There is a knight on an n x n chessboard. In a valid configuration, the knight starts at the top-left cell of the board and visits every cell on the board exactly once.
You are given an n x n integer matrix grid consisting of distinct integers from the range [0, n * n - 1] where grid[row][col] indicates that the cell (row, col) is the grid[row][col]th cell that the knight visited. The moves are 0-indexed.
Return trueifgridrepresents a valid configuration of the knight's movements orfalseotherwise.

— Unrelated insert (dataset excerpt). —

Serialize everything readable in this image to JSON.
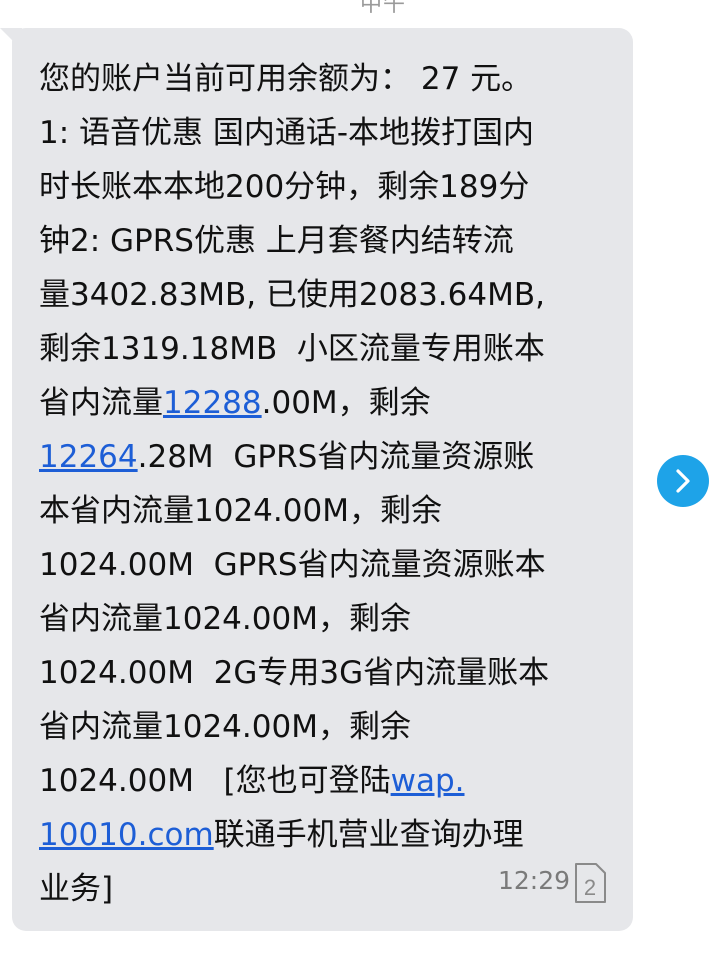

Note that a valid knight move consists of moving two squares vertically and one square horizontally, or two squares horizontally and one square vertically. The figure below illustrates all the possible eight moves of a knight from some cell.
Example 1:
Input: grid = [[0,11,16,5,20],[17,4,19,10,15],[12,1,8,21,6],[3,18,23,14,9],[24,13,2,7,22]]
Output: true
Explanation: The above diagram represents the grid. It can be shown that it is a valid configuration.
Example 2:
Input: grid = [[0,3,6],[5,8,1],[2,7,4]]
Output: false
Explanation: The above diagram represents the grid. The 8th move of the knight is not valid considering its position after the 7th move.
Constraints:
n == grid.length == grid[i].length
3 <= n <= 7
0 <= grid[row][col] < n * n
All integers in grid are unique.
Solutions
Solution 1: Simulation
We first use the array $pos$ to record the coordinates of the grid visited by the knight, and then traverse the $pos$ array to check whether the difference between the adjacent two grid coordinates is $(1, 2)$ or $(2, 1)$. If not, return false.
Otherwise, return true after the traversal ends.
The time complexity is $O(n^2)$ and the space complexity is $O(n^2)$, where $n$ is the length of the chessboard.